Rare Case of a Primary Neuroendocrine Small Cell Carcinoma of the Bladder


Video Presentation


1. Introduction
Bladder cancer in America is the fifth most common cancer diagnosis with greater than 76,000 new cases and over 16,000 deaths per year [1]. While most bladder cancers are diagnosed as transitional cell carcinoma, other cancers are also present [2,3]. Small cell carcinoma (SCC) makes up less than 1% of all bladder tumors. Prognosis is usually very poor due to the high metastatic rate. Due to the limited number of cases of SCC in the bladder, consensus on specific protocols for treatment has not been established.

2. Case Report
A 69-year-old white male was referred to us for a bladder biopsy positive for SCC. Patient had a past medical history significant for transitional cell carcinoma (TCC) of the bladder, elevated PSA, hypertension, COPD, coronary artery disease, diabetes, and a 45-pack year tobacco use history. Surgical history is significant for transurethral bladder tumor excision with fulguration, prostate biopsy, and coronary artery stents.

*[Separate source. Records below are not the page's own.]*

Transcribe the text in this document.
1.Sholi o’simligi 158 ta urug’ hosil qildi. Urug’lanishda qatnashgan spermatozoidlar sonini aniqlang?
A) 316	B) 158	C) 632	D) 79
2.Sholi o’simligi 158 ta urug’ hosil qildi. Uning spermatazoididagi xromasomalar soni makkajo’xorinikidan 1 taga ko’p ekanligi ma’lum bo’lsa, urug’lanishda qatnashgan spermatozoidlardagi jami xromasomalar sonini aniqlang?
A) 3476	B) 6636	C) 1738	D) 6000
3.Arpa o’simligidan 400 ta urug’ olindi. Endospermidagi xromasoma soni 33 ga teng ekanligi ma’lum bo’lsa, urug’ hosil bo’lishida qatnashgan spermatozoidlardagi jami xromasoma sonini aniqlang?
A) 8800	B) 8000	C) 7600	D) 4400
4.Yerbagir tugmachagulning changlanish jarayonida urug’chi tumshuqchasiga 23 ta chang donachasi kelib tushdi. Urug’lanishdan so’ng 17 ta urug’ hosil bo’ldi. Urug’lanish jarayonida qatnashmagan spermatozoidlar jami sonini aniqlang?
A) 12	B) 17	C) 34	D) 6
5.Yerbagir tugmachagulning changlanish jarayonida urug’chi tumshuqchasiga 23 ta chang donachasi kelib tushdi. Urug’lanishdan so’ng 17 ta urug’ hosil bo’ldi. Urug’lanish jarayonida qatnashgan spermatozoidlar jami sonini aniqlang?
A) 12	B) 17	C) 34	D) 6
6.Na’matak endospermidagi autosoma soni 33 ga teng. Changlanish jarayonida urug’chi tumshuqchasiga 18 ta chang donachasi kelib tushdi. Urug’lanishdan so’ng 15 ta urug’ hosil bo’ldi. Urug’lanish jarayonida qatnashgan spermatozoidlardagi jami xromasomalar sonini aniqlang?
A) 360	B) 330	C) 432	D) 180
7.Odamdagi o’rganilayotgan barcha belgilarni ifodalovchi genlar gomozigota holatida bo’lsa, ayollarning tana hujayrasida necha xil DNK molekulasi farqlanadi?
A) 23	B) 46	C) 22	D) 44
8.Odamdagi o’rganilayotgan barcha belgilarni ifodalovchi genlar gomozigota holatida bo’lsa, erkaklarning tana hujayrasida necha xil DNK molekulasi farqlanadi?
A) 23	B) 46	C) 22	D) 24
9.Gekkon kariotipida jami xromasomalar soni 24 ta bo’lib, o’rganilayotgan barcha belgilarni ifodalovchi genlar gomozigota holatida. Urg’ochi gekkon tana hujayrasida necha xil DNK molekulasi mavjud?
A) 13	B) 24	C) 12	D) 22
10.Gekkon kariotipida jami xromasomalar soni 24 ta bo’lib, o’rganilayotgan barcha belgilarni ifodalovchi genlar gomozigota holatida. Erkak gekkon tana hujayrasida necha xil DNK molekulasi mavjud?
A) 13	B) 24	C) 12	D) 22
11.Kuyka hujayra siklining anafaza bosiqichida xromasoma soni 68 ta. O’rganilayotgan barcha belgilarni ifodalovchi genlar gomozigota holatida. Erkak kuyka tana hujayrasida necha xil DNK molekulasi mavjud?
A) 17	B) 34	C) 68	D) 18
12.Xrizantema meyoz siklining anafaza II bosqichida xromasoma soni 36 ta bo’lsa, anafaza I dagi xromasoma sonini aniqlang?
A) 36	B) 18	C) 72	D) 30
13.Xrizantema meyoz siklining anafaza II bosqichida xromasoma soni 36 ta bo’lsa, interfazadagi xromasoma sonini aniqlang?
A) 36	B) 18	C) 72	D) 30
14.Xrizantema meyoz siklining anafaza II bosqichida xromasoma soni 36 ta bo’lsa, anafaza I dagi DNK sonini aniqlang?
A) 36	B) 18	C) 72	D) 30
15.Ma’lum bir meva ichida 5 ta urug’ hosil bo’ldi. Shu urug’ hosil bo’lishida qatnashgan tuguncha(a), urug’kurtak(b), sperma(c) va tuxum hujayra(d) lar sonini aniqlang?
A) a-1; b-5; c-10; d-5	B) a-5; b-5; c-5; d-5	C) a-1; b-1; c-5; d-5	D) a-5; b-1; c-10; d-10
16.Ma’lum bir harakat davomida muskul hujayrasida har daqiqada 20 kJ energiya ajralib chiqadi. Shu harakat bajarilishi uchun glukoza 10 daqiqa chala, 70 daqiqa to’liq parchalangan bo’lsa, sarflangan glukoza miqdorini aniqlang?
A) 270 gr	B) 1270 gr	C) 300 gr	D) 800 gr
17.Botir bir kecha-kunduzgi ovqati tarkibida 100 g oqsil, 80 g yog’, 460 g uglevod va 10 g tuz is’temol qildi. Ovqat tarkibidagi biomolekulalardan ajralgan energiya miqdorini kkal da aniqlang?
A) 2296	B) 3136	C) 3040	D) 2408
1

Patient had been complaining of hematuria on and off for almost a year along with recurrent UTIs treated with fluoroquinolones. On most recent cystoscopy, a 5 cm tumor was spotted on the posterior wall of the bladder. Biopsy results came back showing SCC of the bladder with involvement of the lamina propria and muscularis propria of the detrusor muscle. Patient had a CT scan as well as a bone scan which were negative. A treatment plan consisting of cisplatin along with etoposide was prescribed along with a referral to surgery to determine if the patient was a good surgical candidate, otherwise radiation therapy may be used in lieu of cystectomy.

3. Discussion
Due to the aggressive nature of SCC, it is not surprising that more than 60% of patients reported to have SCC had metastatic lesions at the time of diagnosis [4]. It is also not uncommon to have a diagnosis of TCC along with SCC [5]. Due to the relative similarities seen with SCC and TCC on gross examination, they must be differentiated using histopathological analysis. Key immunohistochemical stains used to diagnose SCC are cytoplasmic chromogranin A, synaptophysin, and “dot like” cytokeratin (CK20) [5]. CT scan, bone scan and PET scans are used after diagnosing SCC of the bladder to check for metastasis due to the high metastatic rates with SCC. Typically for early stage SCC, transurethral resection or radical cystectomy is the first line treatment. When the cancer is more invasive involving the muscle or lymph nodes, a combination therapy of chemo and radiation is warranted.

4. Conclusion
SCC of the bladder is a very rare form of bladder cancer. The best course of action to go by from the limited cases seen shows that cystectomy along with chemotherapy is a good place to start treating the cancer. Further investigation needs to take place for other chemotherapeutic treatment options or immunotherapeutic treatments for SCC. With high rates of micrometastases in SCC, developing a method to slow down the micrometastases would be ideal in increasing the 1-year and 5-year survival rates.